Going forward, Garnaeva believes attacks will be more disruptive in the future, with more damage as a result of either deliberate attacks or collateral damage, and will take place over a bigger attack surface than ever before.

“There is no stopping cybercriminals in terms of consequence,” she adds.

A new trend for injecting ransomware into organisations, in addition to the traditional phishing emails, is through vulnerable devics exposed on the Internet, Garnaeva adds.

“Initially this was a specific feature for some APT actors, but the ransomware gangs have adopted it.”

This attack method uses vulnerable SSL-VPN devices to enter the organisation’s network.

“The logical prediction is that there will be increase targeting of networking devices, since it is a very efficient attack vector,” Garnaeva says.

New cybercrime tools are becoming more targeted along with a long-running trend where malware creators rely not on the technical advantage of their technologies over security protection, but on the human factor.

This has stimulated the evolution of phishing schemes in 2021 – particularly a wave of “anomalous” spyware attacks, Garnaeva says.

A typical phishing spyware attack begins when attackers infect a victim by sending them an e-mail with a malicious attachment or a link to a compromised website and ends when the spyware is downloaded and activated on the victim’s device. Having gathered all necessary data, the operator usually ends the operation by attempting to leave the infected system unnoticed. I

In the anomalous attacks, however, the victim’s device becomes not only a source of data but also a tool for spyware distribution.
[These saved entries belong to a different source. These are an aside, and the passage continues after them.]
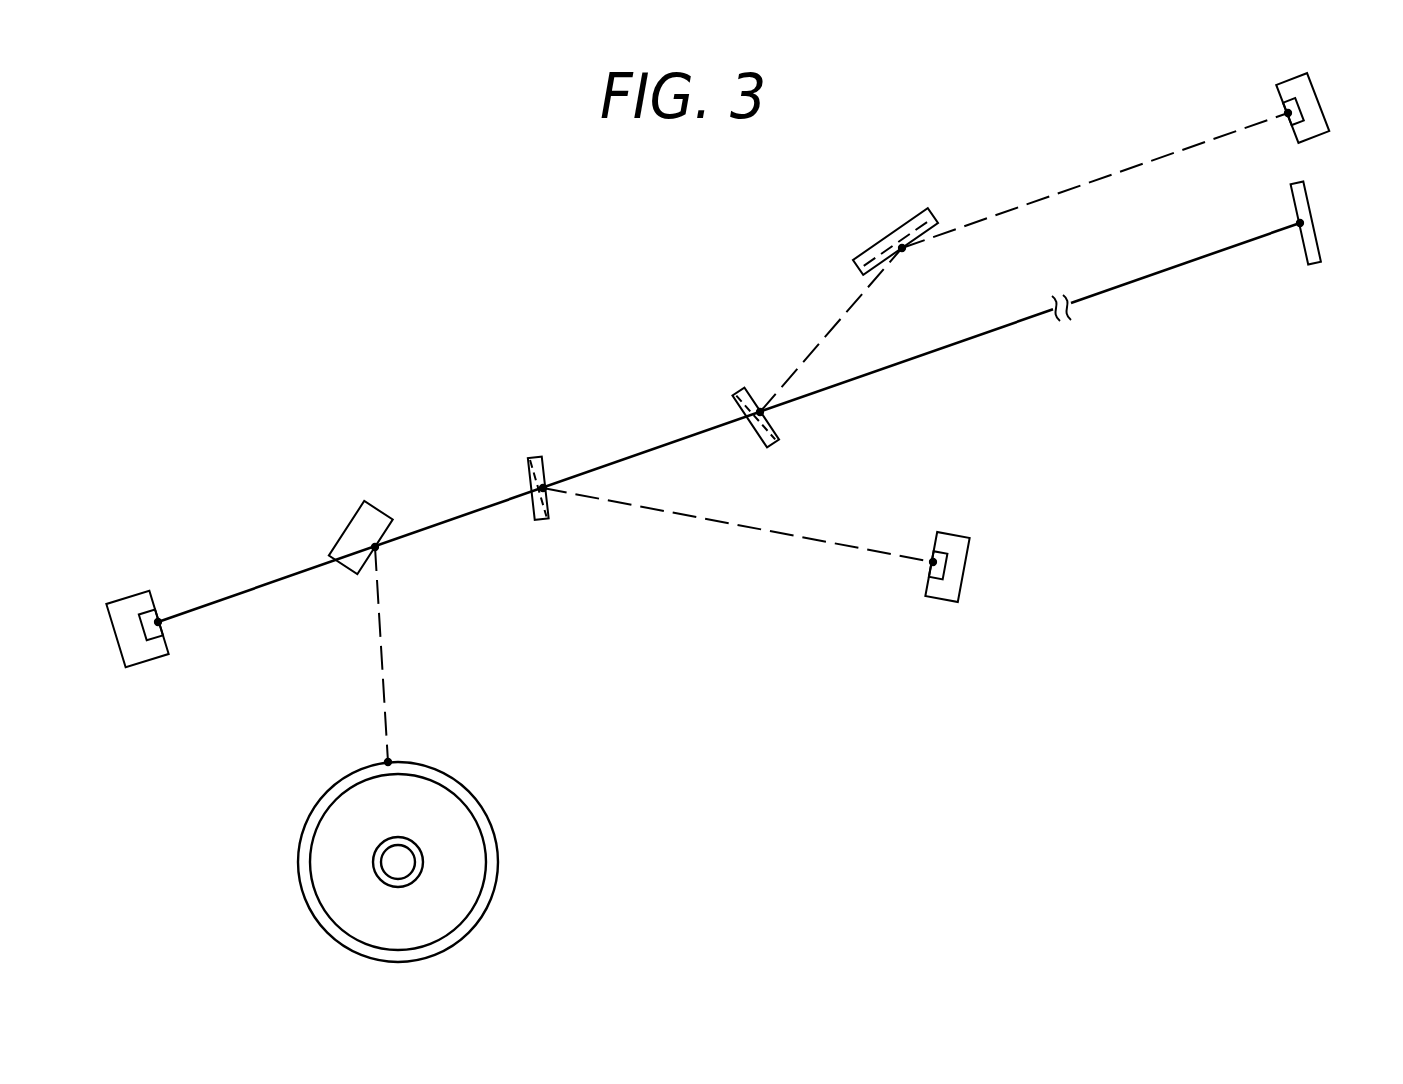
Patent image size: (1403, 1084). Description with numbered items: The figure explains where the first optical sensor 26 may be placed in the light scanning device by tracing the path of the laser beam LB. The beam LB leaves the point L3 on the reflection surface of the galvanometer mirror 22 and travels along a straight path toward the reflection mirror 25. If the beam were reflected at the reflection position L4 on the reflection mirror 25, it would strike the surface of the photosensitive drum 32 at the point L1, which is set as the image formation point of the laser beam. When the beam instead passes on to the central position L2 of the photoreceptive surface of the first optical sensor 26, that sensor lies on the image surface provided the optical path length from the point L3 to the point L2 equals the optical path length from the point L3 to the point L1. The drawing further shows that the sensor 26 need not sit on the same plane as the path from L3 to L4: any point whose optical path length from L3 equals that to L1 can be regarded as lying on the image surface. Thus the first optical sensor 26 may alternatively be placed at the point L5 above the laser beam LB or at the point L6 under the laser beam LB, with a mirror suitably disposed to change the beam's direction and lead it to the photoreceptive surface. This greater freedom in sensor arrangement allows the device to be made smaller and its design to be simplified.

The galvanometer mirror 22 is at (1315, 217).
The reflection mirror 25 is at (353, 520).
The first optical sensor 26 is at (142, 665).
The photosensitive drum 32 is at (470, 835).
The point on the photosensitive drum surface L1 is at (390, 762).
The central position of the photoreceptive surface L2 is at (160, 623).
The point on the reflection surface of the galvanometer mirror L3 is at (1300, 225).
The point on the reflection mirror L4 is at (377, 547).
The point above the laser beam L5 is at (1287, 114).
The point under the laser beam L6 is at (932, 563).
The laser beam LB is at (702, 432).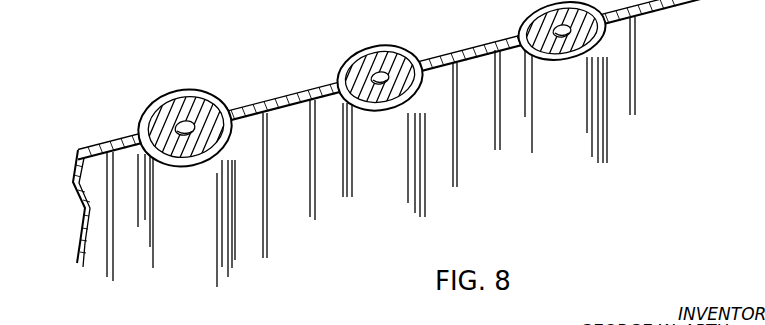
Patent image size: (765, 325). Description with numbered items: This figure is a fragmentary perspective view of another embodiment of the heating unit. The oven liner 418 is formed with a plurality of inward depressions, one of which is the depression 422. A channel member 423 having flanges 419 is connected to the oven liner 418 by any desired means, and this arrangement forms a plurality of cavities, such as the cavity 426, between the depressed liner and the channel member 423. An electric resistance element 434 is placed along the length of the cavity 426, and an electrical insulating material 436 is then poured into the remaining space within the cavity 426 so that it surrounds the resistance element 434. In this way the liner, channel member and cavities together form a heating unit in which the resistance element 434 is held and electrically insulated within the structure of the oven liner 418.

The oven liner 418 is at (97, 171).
The flanges 419 is at (126, 213).
The depression 422 is at (215, 115).
The channel member 423 is at (182, 208).
The cavity 426 is at (197, 112).
The electric resistance element 434 is at (182, 121).
The electrical insulating material 436 is at (148, 110).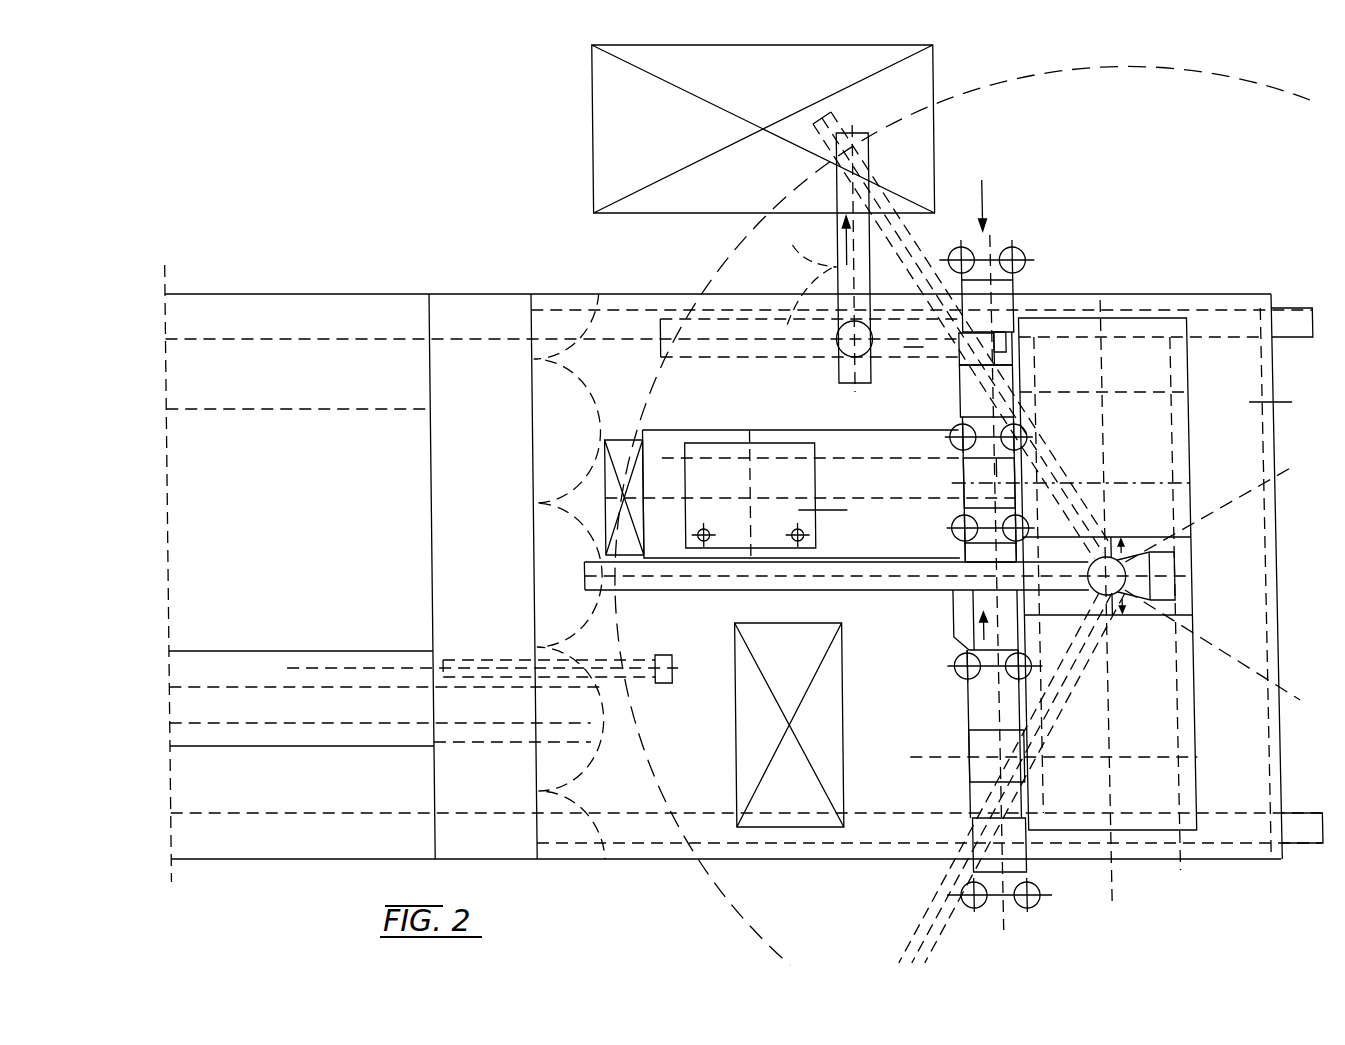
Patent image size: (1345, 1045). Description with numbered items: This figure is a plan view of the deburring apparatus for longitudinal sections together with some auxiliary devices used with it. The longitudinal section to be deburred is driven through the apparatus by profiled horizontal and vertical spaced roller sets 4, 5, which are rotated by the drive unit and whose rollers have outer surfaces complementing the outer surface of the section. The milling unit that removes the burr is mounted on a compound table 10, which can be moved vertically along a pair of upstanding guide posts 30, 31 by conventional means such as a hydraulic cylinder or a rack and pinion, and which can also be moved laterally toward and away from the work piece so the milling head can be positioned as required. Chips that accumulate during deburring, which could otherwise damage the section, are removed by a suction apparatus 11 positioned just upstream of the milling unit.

Having access to the victim’s email server, the malware operators use it to send phishing emails from a legitimate company’s email address.

Garnaeva explains that, in this case, anomalous spyware attacks an organisation’s server for collecting stolen data from another organisation and sending further phishing emails.

“The anomalous spyware attacks have a huge potential for growth in South Africa, Kenya and Nigeria in 2022, because unlike regular spyware the entry level for attackers who wish to employ this tactic is significantly lower – since instead of paying for their own infrastructure, they abuse and employ the victims’ resources,” she says.

“We see that cheaper attack methods have always been on the rise in the region and cybercriminals quickly pick up on new tactics. Kaspersky therefore suggests that in the nearest future, these countries should be prepared for such attacks.”

Although the raw numbers are down, mass scale attacks are not disappearing, but rather transforming. Garnaeva also reports on a mass-scale and pervasive fake installers campaigns, where fake pirated software sites serve up malware as a service.

The scheme usually follows from a user searching for a free version of popular legitimate spyware. The cybercriminals offer them a fake installer using “black SEO technic” – the abuse of the legitimate search engines, resulting in the offering of the fraudulent websites first.

As a result of software installer execution, a few dozen malware samples are downloaded and installed with a goal of turning the infected devices into a part of the Glupteba botnet.

Garnaeva warns that the fake installers campaign and botnet has been extremely active in South Africa in 2021 and continues to evolve.

“While the Glupteba botnet seems to be a threat for consumers, we are still researching it and keeping an eye on its behaviour, since some distributed malware resembles APT-related samples like Lazarus APT groups and were recently used in the largest DDoS attack in Russia,” she says.

“It is too early to say it with a high level of confidence, but these factors may suggest that we are now entering the era where APT actors start to use existing malware distribution platforms which makes an attribution of such attacks harder and opens a new vector similar to supply chain attacks.”